Where do I start? I hated Victoria, and I don’t think I’ve ever been so bored in my entire life. ITV have a good track record with historical dramas and, following the enormous popularity of Downton Abbey, I expected this to be of a similar ilk. How wrong I was. Nothing happens in the first episode! The choral soundtrack constantly seems to echo out the word “hallelujah” in every scene; Victoria writes a letter – “Hallelujah!”, Victoria goes for a walk – “Hallelujah!”, Victoria sits on a horse – “Hallelujah!” This, by the way, was stretched out for over an hour and a half of TV.
In the first few scenes we see an 18 year old Queen Victoria played by Jenna Coleman (who is 30) hearing of the death of her Uncle, William IV. Her reaction is as nonchalant and her expression retains that ‘unbothered’ quality for the rest of the episode. In fact, there is nothing that seems to stir a reaction in the young Victoria; whether that be due to poor acting or bad scripting I’m not sure. Why cast Jenna Coleman in the role? She looks nothing like Queen Victoria to start. And I never thought I’d be so irritated by a pair of contact lenses, but what on earth were those?! Couldn’t they just have cast an actress who actually has blue eyes instead of sticking a ridiculous looking pair of luminous contacts on Jenna Coleman? I forgot for a second that I was watching Victoria and thought that she was playing some kind of half-human half-robot again in Doctor Who.

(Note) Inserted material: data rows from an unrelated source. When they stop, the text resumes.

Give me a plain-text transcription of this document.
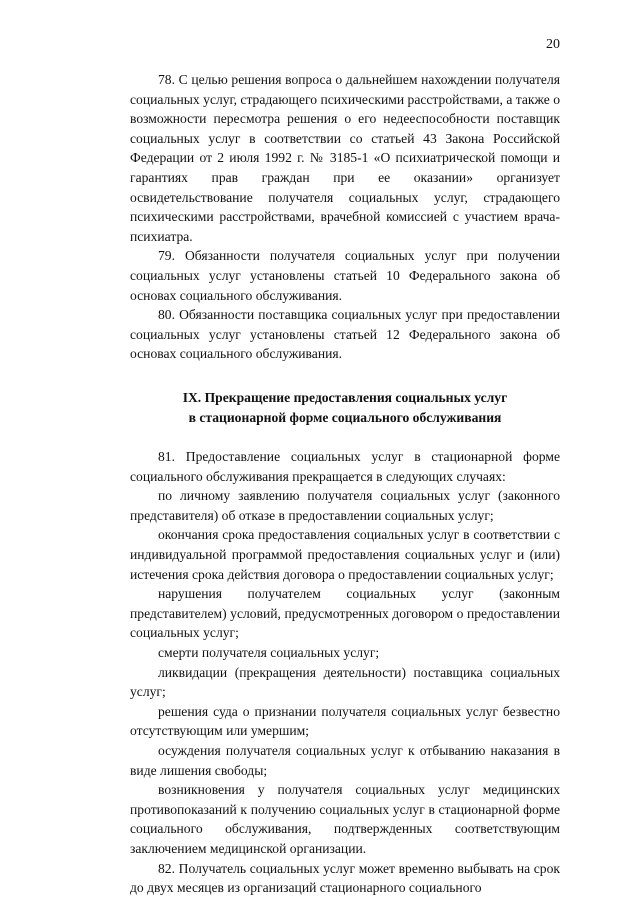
20

78. С целью решения вопроса о дальнейшем нахождении получателя социальных услуг, страдающего психическими расстройствами, а также о возможности пересмотра решения о его недееспособности поставщик социальных услуг в соответствии со статьей 43 Закона Российской Федерации от 2 июля 1992 г. № 3185-1 «О психиатрической помощи и гарантиях прав граждан при ее оказании» организует освидетельствование получателя социальных услуг, страдающего психическими расстройствами, врачебной комиссией с участием врача-психиатра.

79. Обязанности получателя социальных услуг при получении социальных услуг установлены статьей 10 Федерального закона об основах социального обслуживания.

80. Обязанности поставщика социальных услуг при предоставлении социальных услуг установлены статьей 12 Федерального закона об основах социального обслуживания.

IX. Прекращение предоставления социальных услуг
в стационарной форме социального обслуживания

81. Предоставление социальных услуг в стационарной форме социального обслуживания прекращается в следующих случаях:

по личному заявлению получателя социальных услуг (законного представителя) об отказе в предоставлении социальных услуг;

окончания срока предоставления социальных услуг в соответствии с индивидуальной программой предоставления социальных услуг и (или) истечения срока действия договора о предоставлении социальных услуг;

нарушения получателем социальных услуг (законным представителем) условий, предусмотренных договором о предоставлении социальных услуг;

смерти получателя социальных услуг;

ликвидации (прекращения деятельности) поставщика социальных услуг;

решения суда о признании получателя социальных услуг безвестно отсутствующим или умершим;

осуждения получателя социальных услуг к отбыванию наказания в виде лишения свободы;

возникновения у получателя социальных услуг медицинских противопоказаний к получению социальных услуг в стационарной форме социального обслуживания, подтвержденных соответствующим заключением медицинской организации.

82. Получатель социальных услуг может временно выбывать на срок до двух месяцев из организаций стационарного социального
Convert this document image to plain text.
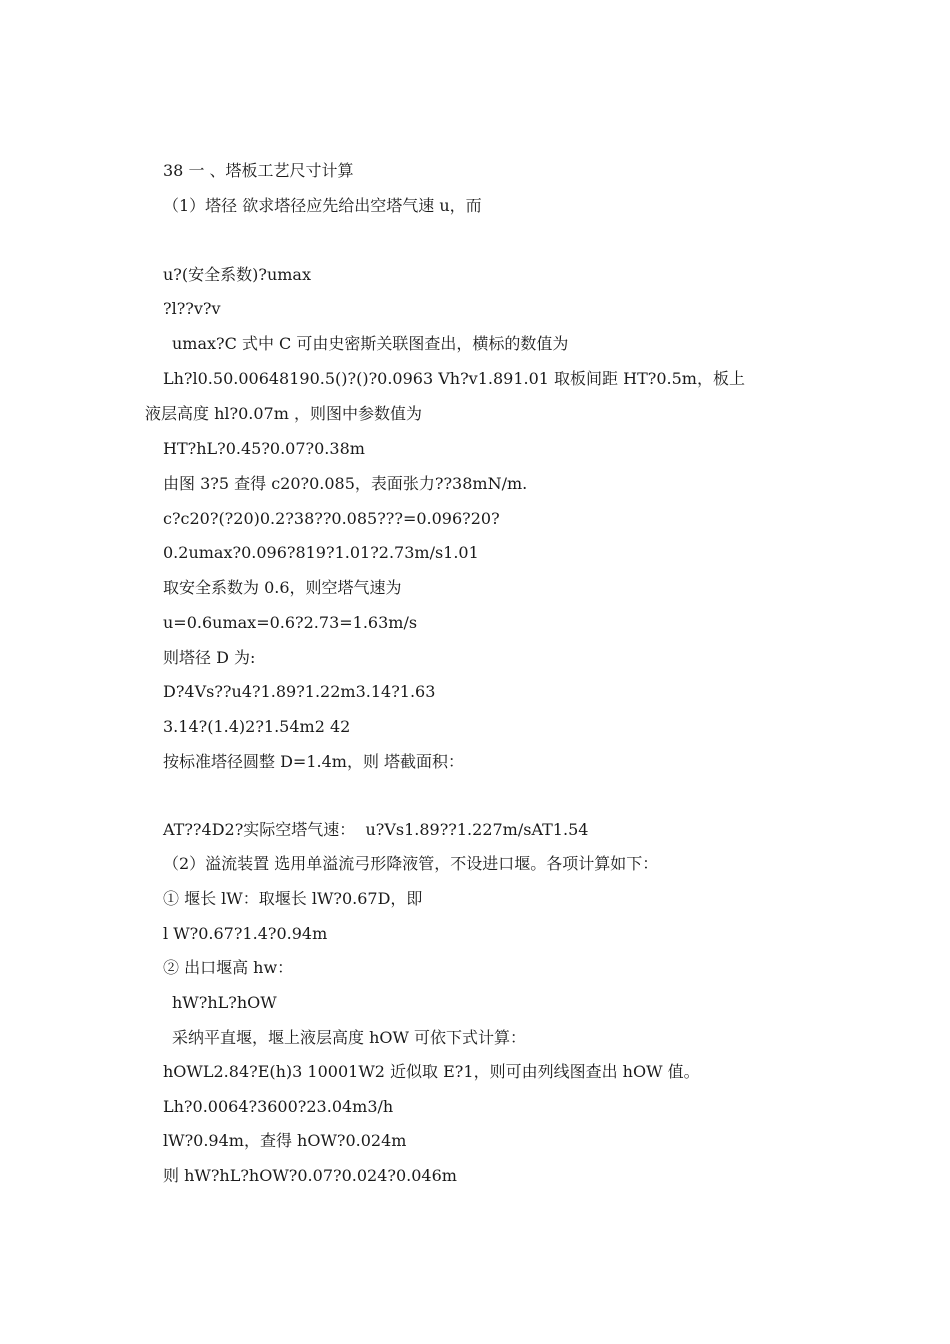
38 一 、塔板工艺尺寸计算
（1）塔径 欲求塔径应先给出空塔气速 u，而
u?(安全系数)?umax
?l??v?v
umax?C 式中 C 可由史密斯关联图查出，横标的数值为
Lh?l0.50.00648190.5()?()?0.0963 Vh?v1.891.01 取板间距 HT?0.5m，板上
液层高度 hl?0.07m ，则图中参数值为
HT?hL?0.45?0.07?0.38m
由图 3?5 查得 c20?0.085，表面张力??38mN/m.
c?c20?(?20)0.2?38??0.085???=0.096?20?
0.2umax?0.096?819?1.01?2.73m/s1.01
取安全系数为 0.6，则空塔气速为
u=0.6umax=0.6?2.73=1.63m/s
则塔径 D 为:
D?4Vs??u4?1.89?1.22m3.14?1.63
3.14?(1.4)2?1.54m2 42
按标准塔径圆整 D=1.4m，则 塔截面积：
AT??4D2?实际空塔气速：  u?Vs1.89??1.227m/sAT1.54
（2）溢流装置 选用单溢流弓形降液管，不设进口堰。各项计算如下：
① 堰长 lW：取堰长 lW?0.67D，即
l W?0.67?1.4?0.94m
② 出口堰高 hw：
hW?hL?hOW
采纳平直堰，堰上液层高度 hOW 可依下式计算：
hOWL2.84?E(h)3 10001W2 近似取 E?1，则可由列线图查出 hOW 值。
Lh?0.0064?3600?23.04m3/h
lW?0.94m，查得 hOW?0.024m
则 hW?hL?hOW?0.07?0.024?0.046m
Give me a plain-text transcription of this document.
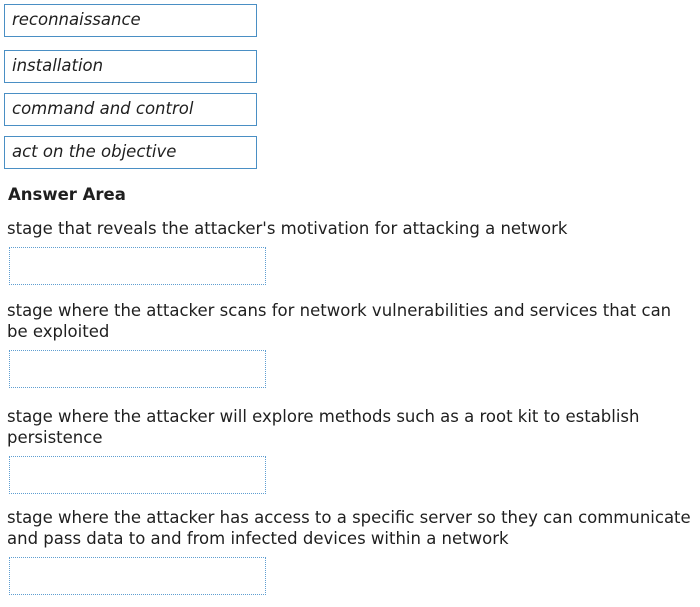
reconnaissance
installation
command and control
act on the objective
Answer Area
stage that reveals the attacker's motivation for attacking a network
stage where the attacker scans for network vulnerabilities and services that can be exploited
stage where the attacker will explore methods such as a root kit to establish persistence
stage where the attacker has access to a specific server so they can communicate and pass data to and from infected devices within a network
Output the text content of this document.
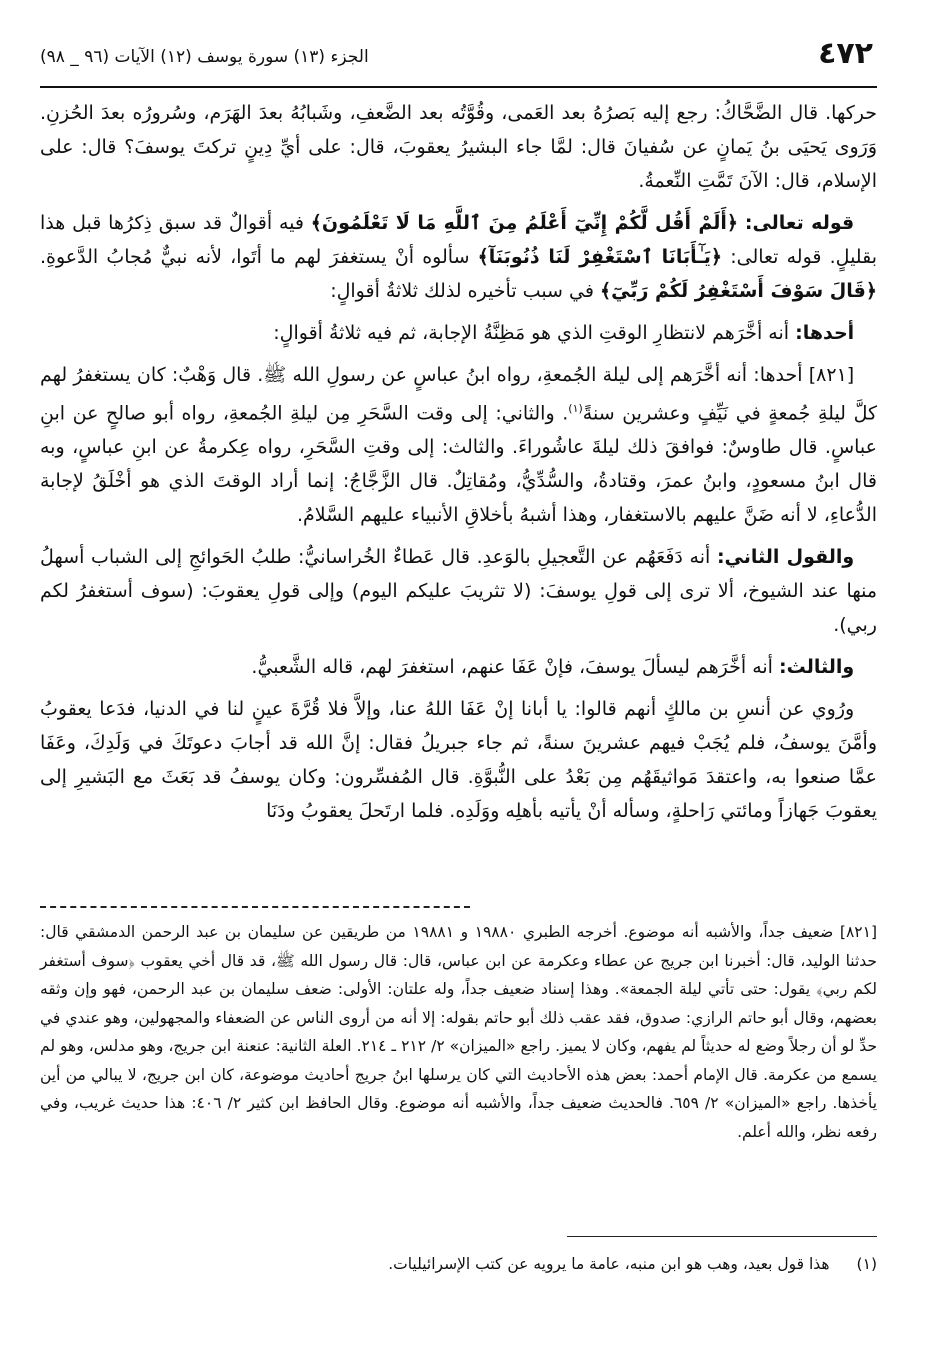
٤٧٢
الجزء (١٣) سورة يوسف (١٢) الآيات (٩٦ _ ٩٨)

حركها. قال الضَّحَّاكُ: رجع إليه بَصرُهُ بعد العَمى، وقُوَّتُه بعد الضَّعفِ، وشَبابُهُ بعدَ الهَرَم، وسُرورُه بعدَ الحُزنِ. وَرَوى يَحيَى بنُ يَمانٍ عن سُفيانَ قال: لمَّا جاء البشيرُ يعقوبَ، قال: على أيِّ دِينٍ تركتَ يوسفَ؟ قال: على الإسلام، قال: الآنَ تَمَّتِ النِّعمةُ.

قوله تعالى: ﴿أَلَمْ أَقُل لَّكُمْ إِنِّيٓ أَعْلَمُ مِنَ ٱللَّهِ مَا لَا تَعْلَمُونَ﴾ فيه أقوالٌ قد سبق ذِكرُها قبل هذا بقليلٍ. قوله تعالى: ﴿يَـٰٓأَبَانَا ٱسْتَغْفِرْ لَنَا ذُنُوبَنَآ﴾ سألوه أنْ يستغفرَ لهم ما أتَوا، لأنه نبيٌّ مُجابُ الدَّعوةِ. ﴿قَالَ سَوْفَ أَسْتَغْفِرُ لَكُمْ رَبِّيٓ﴾ في سبب تأخيره لذلك ثلاثةُ أقوالٍ:

أحدها: أنه أخَّرَهم لانتظارِ الوقتِ الذي هو مَظِنَّةُ الإجابة، ثم فيه ثلاثةُ أقوالٍ:

[٨٢١] أحدها: أنه أخَّرَهم إلى ليلة الجُمعةِ، رواه ابنُ عباسٍ عن رسولِ الله ﷺ. قال وَهْبٌ: كان يستغفرُ لهم كلَّ ليلةِ جُمعةٍ في نَيِّفٍ وعشرين سنةً$^{(١)}$. والثاني: إلى وقت السَّحَرِ مِن ليلةِ الجُمعةِ، رواه أبو صالحٍ عن ابنِ عباسٍ. قال طاوسٌ: فوافقَ ذلك ليلةَ عاشُوراءَ. والثالث: إلى وقتِ السَّحَرِ، رواه عِكرمةُ عن ابنِ عباسٍ، وبه قال ابنُ مسعودٍ، وابنُ عمرَ، وقتادةُ، والسُّدِّيُّ، ومُقاتِلٌ. قال الزَّجَّاجُ: إنما أراد الوقتَ الذي هو أخْلَقُ لإجابة الدُّعاءِ، لا أنه ضَنَّ عليهم بالاستغفار، وهذا أشبهُ بأخلاقِ الأنبياء عليهم السَّلامُ.

والقول الثاني: أنه دَفَعَهُم عن التَّعجيلِ بالوَعدِ. قال عَطاءٌ الخُراسانيُّ: طلبُ الحَوائجِ إلى الشباب أسهلُ منها عند الشيوخ، ألا ترى إلى قولِ يوسفَ: (لا تثريبَ عليكم اليوم) وإلى قولِ يعقوبَ: (سوف أستغفرُ لكم ربي).

والثالث: أنه أخَّرَهم ليسألَ يوسفَ، فإنْ عَفَا عنهم، استغفرَ لهم، قاله الشَّعبيُّ.

ورُوي عن أنسِ بن مالكٍ أنهم قالوا: يا أبانا إنْ عَفَا اللهُ عنا، وإلاَّ فلا قُرَّةَ عينٍ لنا في الدنيا، فدَعا يعقوبُ وأمَّنَ يوسفُ، فلم يُجَبْ فيهم عشرينَ سنةً، ثم جاء جبريلُ فقال: إنَّ الله قد أجابَ دعوتَكَ في وَلَدِكَ، وعَفَا عمَّا صنعوا به، واعتقدَ مَواثيقَهُم مِن بَعْدُ على النُّبوَّةِ. قال المُفسِّرون: وكان يوسفُ قد بَعَثَ مع البَشيرِ إلى يعقوبَ جَهازاً ومائتي رَاحلةٍ، وسأله أنْ يأتيه بأهلِه ووَلَدِه. فلما ارتَحلَ يعقوبُ ودَنَا

[٨٢١] ضعيف جداً، والأشبه أنه موضوع. أخرجه الطبري ١٩٨٨٠ و ١٩٨٨١ من طريقين عن سليمان بن عبد الرحمن الدمشقي قال: حدثنا الوليد، قال: أخبرنا ابن جريج عن عطاء وعكرمة عن ابن عباس، قال: قال رسول الله ﷺ، قد قال أخي يعقوب ﴿سوف أستغفر لكم ربي﴾ يقول: حتى تأتي ليلة الجمعة». وهذا إسناد ضعيف جداً، وله علتان: الأولى: ضعف سليمان بن عبد الرحمن، فهو وإن وثقه بعضهم، وقال أبو حاتم الرازي: صدوق، فقد عقب ذلك أبو حاتم بقوله: إلا أنه من أروى الناس عن الضعفاء والمجهولين، وهو عندي في حدِّ لو أن رجلاً وضع له حديثاً لم يفهم، وكان لا يميز. راجع «الميزان» ٢/ ٢١٢ ـ ٢١٤. العلة الثانية: عنعنة ابن جريج، وهو مدلس، وهو لم يسمع من عكرمة. قال الإمام أحمد: بعض هذه الأحاديث التي كان يرسلها ابنُ جريج أحاديث موضوعة، كان ابن جريج، لا يبالي من أين يأخذها. راجع «الميزان» ٢/ ٦٥٩. فالحديث ضعيف جداً، والأشبه أنه موضوع. وقال الحافظ ابن كثير ٢/ ٤٠٦: هذا حديث غريب، وفي رفعه نظر، والله أعلم.

(١) هذا قول بعيد، وهب هو ابن منبه، عامة ما يرويه عن كتب الإسرائيليات.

One of the few saving graces in Victoria is Rufus Sewell who plays Lord Melbourne. And although the burgeoning relationship between the monarch and Prime Minister is slightly exaggerated (an understatement), his performance as Lord Melbourne was both believable and, at times, moving. Hearing of his tragic past reminds us that there might be more to this drama than simply Queen Victoria pottering about Buckingham Palace and whining about mundane things. Sewell plays one of the few characters in Victoria that viewers can actually take a liking to; all the others are akin to a melodramatic pantomime cast (especially the German characters who, for some reason, are given accents so overstated it was comedic).
Obviously, ITV tried desperately to apply their trusty old upstairs/downstairs formula to Victoria. But how can any ITV period drama expect to have any autonomy if they keep reeling off the same Downton format? The upstairs/downstairs dichotomy is old and boring, and in Victoria, it’s quite irrelevant. Why would we want to know the trivial details of an unnamed maid’s life? Each scene of the first episode seemed to be interspersed with random mundanities like a few servants discussing which candles to use in a certain room. Boring.
Victoria was marketed as ITV’s sexy new period drama. Sexy it was not. I’m far more excited for Netflix’s The Crown, coming later this year to tell the story of Elizabeth II’s reign. Perhaps Victoria ultimately failed to impress me because it’s based on truth. There was no possibility of a chance speeding carriage racing past and killing the Queen (as it did to Matthew Crawley in Downton). And for all the writers’ attempts to make it exciting, it only felt exaggerated and false.
Victoria continues tomorrow (29/08/16) at 9pm on ITV.